204 - Mitochondria-specific SQR deficiency in mice causes lethal impairment of sulfur respiration

Abstract

Sulfide quinone reductase (SQR) protein is a mitochondrial enzyme highly conserved among species and has been considered as an important enzyme mediating proton transfer in mitochondria during sulfur metabolism (respiration), however, the detailed mechanism and physiological impacts of SQR function are still unknown. We generated SQR genome-edited mice to investigate functions of SQR in sulfur respiration. Deletion of translational start site ATG in mouse Sqr locus caused illegitimate translation and resulted in lack of mitochondrial localization signal in N-terminal region of SQR, we have named this mutant allele as SQRΔN. In SQRΔN mutant mice, SQRΔN protein is expressed at the same level as wild-type mice, but the SQR∆N protein is not localized in mitochondria and remains in cytosol.
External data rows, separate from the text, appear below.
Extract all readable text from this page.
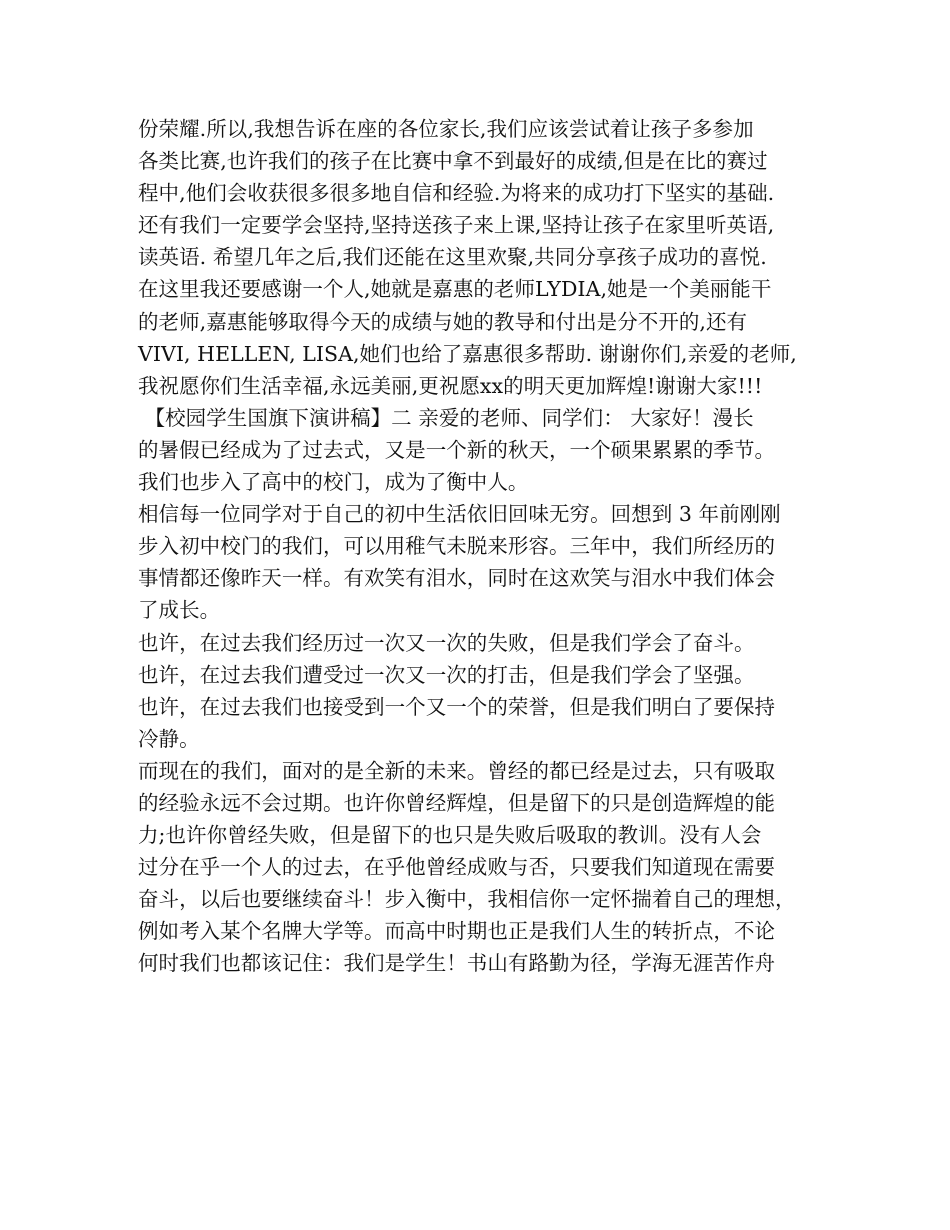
份荣耀.所以,我想告诉在座的各位家长,我们应该尝试着让孩子多参加
各类比赛,也许我们的孩子在比赛中拿不到最好的成绩,但是在比的赛过
程中,他们会收获很多很多地自信和经验.为将来的成功打下坚实的基础.
还有我们一定要学会坚持,坚持送孩子来上课,坚持让孩子在家里听英语,
读英语. 希望几年之后,我们还能在这里欢聚,共同分享孩子成功的喜悦.
在这里我还要感谢一个人,她就是嘉惠的老师LYDIA,她是一个美丽能干
的老师,嘉惠能够取得今天的成绩与她的教导和付出是分不开的,还有
VIVI, HELLEN, LISA,她们也给了嘉惠很多帮助. 谢谢你们,亲爱的老师,
我祝愿你们生活幸福,永远美丽,更祝愿xx的明天更加辉煌!谢谢大家!!!
【校园学生国旗下演讲稿】二 亲爱的老师、同学们： 大家好！漫长
的暑假已经成为了过去式，又是一个新的秋天，一个硕果累累的季节。
我们也步入了高中的校门，成为了衡中人。
相信每一位同学对于自己的初中生活依旧回味无穷。回想到 3 年前刚刚
步入初中校门的我们，可以用稚气未脱来形容。三年中，我们所经历的
事情都还像昨天一样。有欢笑有泪水，同时在这欢笑与泪水中我们体会
了成长。
也许，在过去我们经历过一次又一次的失败，但是我们学会了奋斗。
也许，在过去我们遭受过一次又一次的打击，但是我们学会了坚强。
也许，在过去我们也接受到一个又一个的荣誉，但是我们明白了要保持
冷静。
而现在的我们，面对的是全新的未来。曾经的都已经是过去，只有吸取
的经验永远不会过期。也许你曾经辉煌，但是留下的只是创造辉煌的能
力;也许你曾经失败，但是留下的也只是失败后吸取的教训。没有人会
过分在乎一个人的过去，在乎他曾经成败与否，只要我们知道现在需要
奋斗，以后也要继续奋斗！步入衡中，我相信你一定怀揣着自己的理想，
例如考入某个名牌大学等。而高中时期也正是我们人生的转折点，不论
何时我们也都该记住：我们是学生！书山有路勤为径，学海无涯苦作舟
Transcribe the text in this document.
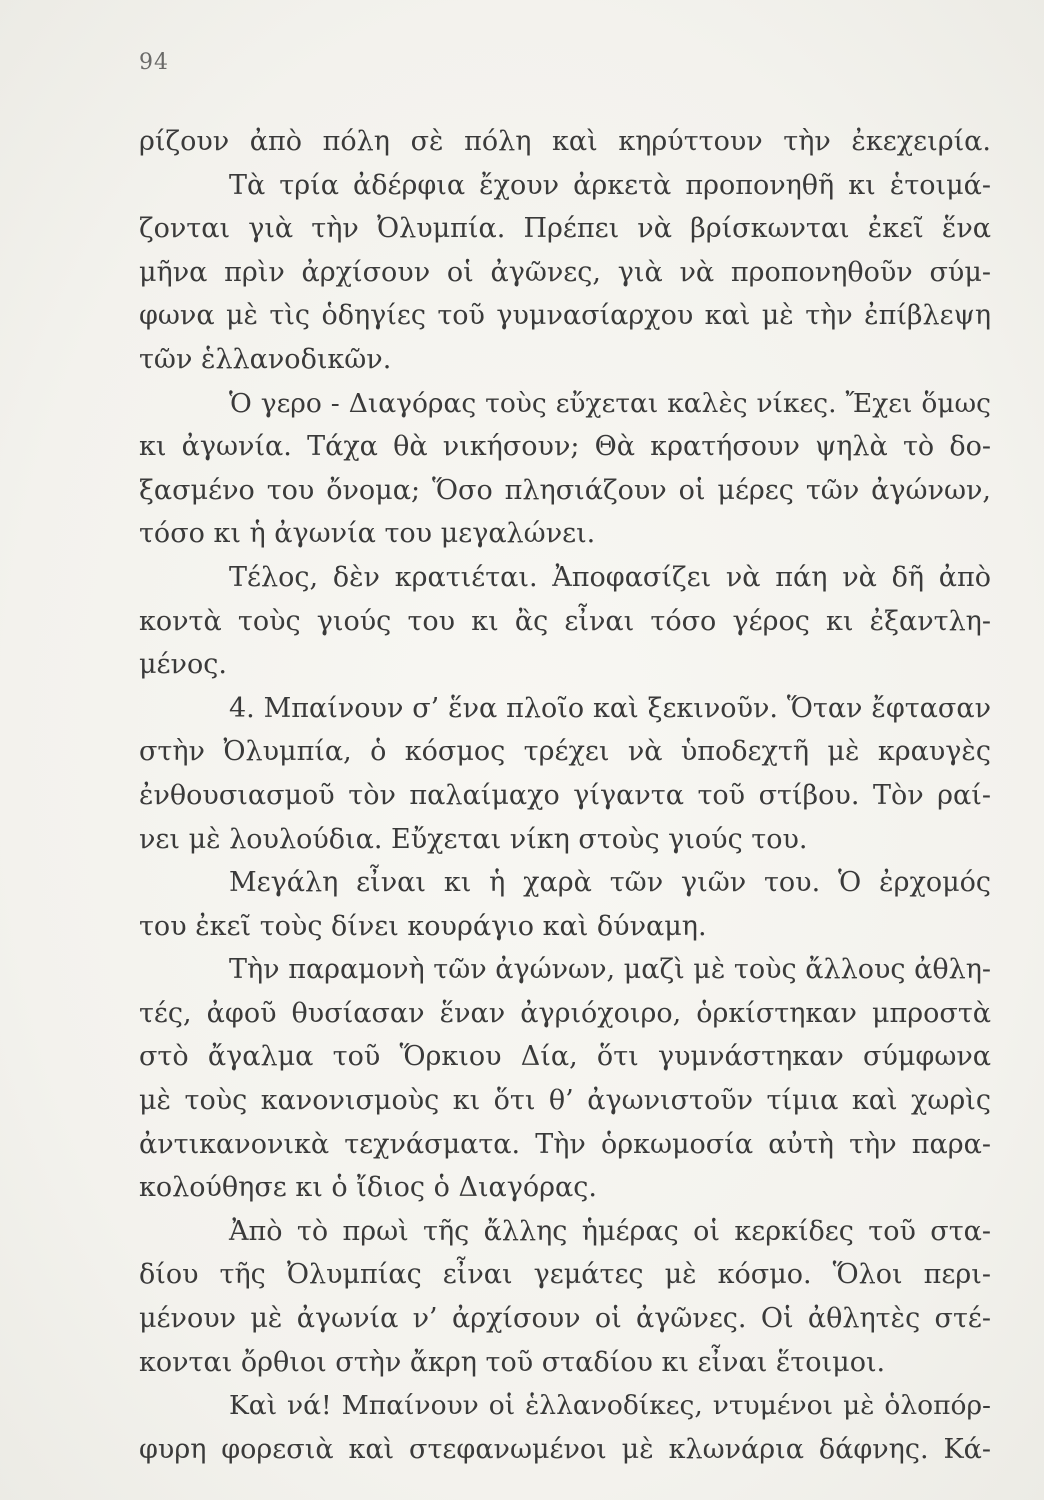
94
ρίζουν ἀπὸ πόλη σὲ πόλη καὶ κηρύττουν τὴν ἐκεχειρία.
Τὰ τρία ἀδέρφια ἔχουν ἀρκετὰ προπονηθῆ κι ἑτοιμά-
ζονται γιὰ τὴν Ὀλυμπία. Πρέπει νὰ βρίσκωνται ἐκεῖ ἕνα
μῆνα πρὶν ἀρχίσουν οἱ ἀγῶνες, γιὰ νὰ προπονηθοῦν σύμ-
φωνα μὲ τὶς ὁδηγίες τοῦ γυμνασίαρχου καὶ μὲ τὴν ἐπίβλεψη
τῶν ἑλλανοδικῶν.
Ὁ γερο - Διαγόρας τοὺς εὔχεται καλὲς νίκες. Ἔχει ὅμως
κι ἀγωνία. Τάχα θὰ νικήσουν; Θὰ κρατήσουν ψηλὰ τὸ δο-
ξασμένο του ὄνομα; Ὅσο πλησιάζουν οἱ μέρες τῶν ἀγώνων,
τόσο κι ἡ ἀγωνία του μεγαλώνει.
Τέλος, δὲν κρατιέται. Ἀποφασίζει νὰ πάη νὰ δῆ ἀπὸ
κοντὰ τοὺς γιούς του κι ἂς εἶναι τόσο γέρος κι ἐξαντλη-
μένος.
4. Μπαίνουν σ’ ἕνα πλοῖο καὶ ξεκινοῦν. Ὅταν ἔφτασαν
στὴν Ὀλυμπία, ὁ κόσμος τρέχει νὰ ὑποδεχτῆ μὲ κραυγὲς
ἐνθουσιασμοῦ τὸν παλαίμαχο γίγαντα τοῦ στίβου. Τὸν ραί-
νει μὲ λουλούδια. Εὔχεται νίκη στοὺς γιούς του.
Μεγάλη εἶναι κι ἡ χαρὰ τῶν γιῶν του. Ὁ ἐρχομός
του ἐκεῖ τοὺς δίνει κουράγιο καὶ δύναμη.
Τὴν παραμονὴ τῶν ἀγώνων, μαζὶ μὲ τοὺς ἄλλους ἀθλη-
τές, ἀφοῦ θυσίασαν ἕναν ἀγριόχοιρο, ὁρκίστηκαν μπροστὰ
στὸ ἄγαλμα τοῦ Ὅρκιου Δία, ὅτι γυμνάστηκαν σύμφωνα
μὲ τοὺς κανονισμοὺς κι ὅτι θ’ ἀγωνιστοῦν τίμια καὶ χωρὶς
ἀντικανονικὰ τεχνάσματα. Τὴν ὁρκωμοσία αὐτὴ τὴν παρα-
κολούθησε κι ὁ ἴδιος ὁ Διαγόρας.
Ἀπὸ τὸ πρωὶ τῆς ἄλλης ἡμέρας οἱ κερκίδες τοῦ στα-
δίου τῆς Ὀλυμπίας εἶναι γεμάτες μὲ κόσμο. Ὅλοι περι-
μένουν μὲ ἀγωνία ν’ ἀρχίσουν οἱ ἀγῶνες. Οἱ ἀθλητὲς στέ-
κονται ὄρθιοι στὴν ἄκρη τοῦ σταδίου κι εἶναι ἕτοιμοι.
Καὶ νά! Μπαίνουν οἱ ἑλλανοδίκες, ντυμένοι μὲ ὁλοπόρ-
φυρη φορεσιὰ καὶ στεφανωμένοι μὲ κλωνάρια δάφνης. Κά-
Pups from SQR∆N heterozygous parents showed mendelian distribution of the genotypes, indicating that the ablation of SQR in mitochondria is not associated with reduced viability in utero. However, SQRΔN homozygous mice showed growth arrest after the third postnatal weeks and they die within tenth week after birth. We quantified the sulfide metabolites in several organs (liver, lung, heart and muscle) of SQRΔN mice and their wild-type littermates via LC-MS/MS analysis and as we expected, SQRΔN mice showed a sulfur metabolite profile different from that of the wild-type littermates. Immortalized embryonic fibroblast derived from SQRΔN homozygous mice showed the decreased mitochondrial membrane potential formation. Mitochondria in soleus muscle and liver of SQRΔN showed markedly altered mitochondrial morphology in transmission electron microscopy analysis. These results indicate that SQR in mitochondria is indeed contribute to the membrane potential formation and energy metabolisms.